Southwark Crown Court heard that the company, Smith & Ouzman Ltd., targeted senior officials to win the tenders in a number of African countries.

In Kenya, the company won a tender to print ballot papers used in the 2013 General Election and Kenya National Examinations Council certificates.

Evidence tendered in court showed that the directors of the company and conduits for the money used the coded word “chicken” for the bribes they paid out.

Among the emails presented in court is one saying that “we will definitely give them the chicken”.

In an email from Trevy James Oyombra to Christopher Smith on December 29, 2008, Trevy details a meeting and confirms he has promised a public official some chicken, it was said.

“Hello Smith, I was successful in the mission – two hours of his time, we spoke at length, he was also surprised I knew a lot of procurement regulations and loopholes…”,’ wrote Trevy.

“Well, he has given me a lot of back information that would be helpful to you.

“First he asked me if you were a nice guy and if you gave chicken and yes, I told him that is why I was there.

“He is very comfortable working with me because I told him we have to work with you and you will make that change in his life.”

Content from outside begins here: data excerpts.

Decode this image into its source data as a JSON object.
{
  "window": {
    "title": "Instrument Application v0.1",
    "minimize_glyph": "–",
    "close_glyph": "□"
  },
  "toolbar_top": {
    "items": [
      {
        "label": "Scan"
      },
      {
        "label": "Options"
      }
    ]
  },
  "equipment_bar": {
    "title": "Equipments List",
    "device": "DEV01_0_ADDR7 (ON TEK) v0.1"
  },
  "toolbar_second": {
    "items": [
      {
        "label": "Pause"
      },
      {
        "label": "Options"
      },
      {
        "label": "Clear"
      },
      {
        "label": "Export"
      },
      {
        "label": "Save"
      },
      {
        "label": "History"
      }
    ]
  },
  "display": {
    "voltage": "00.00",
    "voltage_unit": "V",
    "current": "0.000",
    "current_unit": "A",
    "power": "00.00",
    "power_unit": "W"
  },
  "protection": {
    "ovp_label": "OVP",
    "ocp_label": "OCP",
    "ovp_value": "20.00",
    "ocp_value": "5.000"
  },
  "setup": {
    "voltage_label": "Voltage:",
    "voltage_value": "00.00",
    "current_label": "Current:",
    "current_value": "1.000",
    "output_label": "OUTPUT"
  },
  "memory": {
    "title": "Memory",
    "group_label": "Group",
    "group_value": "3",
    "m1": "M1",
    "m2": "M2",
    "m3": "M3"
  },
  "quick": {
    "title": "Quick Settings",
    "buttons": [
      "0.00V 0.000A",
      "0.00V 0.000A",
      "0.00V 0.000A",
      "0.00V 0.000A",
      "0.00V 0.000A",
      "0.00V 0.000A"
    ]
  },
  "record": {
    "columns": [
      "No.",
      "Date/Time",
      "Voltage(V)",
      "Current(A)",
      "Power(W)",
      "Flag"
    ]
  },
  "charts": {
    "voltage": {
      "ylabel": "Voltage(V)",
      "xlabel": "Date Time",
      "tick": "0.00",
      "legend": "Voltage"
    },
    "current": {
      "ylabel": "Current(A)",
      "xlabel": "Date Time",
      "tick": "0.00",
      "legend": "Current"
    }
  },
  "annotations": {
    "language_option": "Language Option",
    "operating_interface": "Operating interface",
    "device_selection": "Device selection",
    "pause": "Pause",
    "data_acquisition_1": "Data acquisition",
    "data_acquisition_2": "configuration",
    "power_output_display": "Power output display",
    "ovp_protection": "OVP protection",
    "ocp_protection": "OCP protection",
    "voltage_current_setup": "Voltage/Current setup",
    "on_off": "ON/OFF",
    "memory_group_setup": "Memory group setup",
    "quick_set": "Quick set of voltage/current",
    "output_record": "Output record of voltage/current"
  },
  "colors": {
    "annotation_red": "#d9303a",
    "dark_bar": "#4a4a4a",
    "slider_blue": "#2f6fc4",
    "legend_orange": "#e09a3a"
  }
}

There was also a suggestion to “increase costs in a reasonable manner” and emails confirming “we will definitely give them the chicken”, jurors heard.

Independent Electoral and Boundaries Commission Chairman Issack Hassan said that he was aware of the UK court case, but added that the commission does not know its specifics.

He also said that the tendering process was done aboveboard and a company that challenged the award lost the case in court.

“We are not aware of any person who has received a bribe over the tender. The commission is also made up of nine commissioners, including myself, nine directors, and over 40 managers. We are not aware that any of them have received the bribes as alleged,” Hassan said.

Knec CEO Joseph Kivilu maintained that he has only read about the allegations in the media and that none of his staff has been linked to the sleaze directly.

“None of the staff here has been accused directly,” he told the Star on the phone. “The case is still in court, let it conclude and then we shall see what comes out.”

Appearing in court are Christopher Smith, 71, the chairman of Smith & Ouzman Ltd., and his son, sales and marketing director, Nicholas Smith, 42. They have been accused of bribing senior government officials in Africa to secure the lucrative tenders.

Also charged is Tim Forrester, described as the company’s international sales manager. Evidence also shows that 47-year-old Forrester and company agent Abdirahman Omar, 38, were involved in the alleged plot, between November 2006 and December 2010.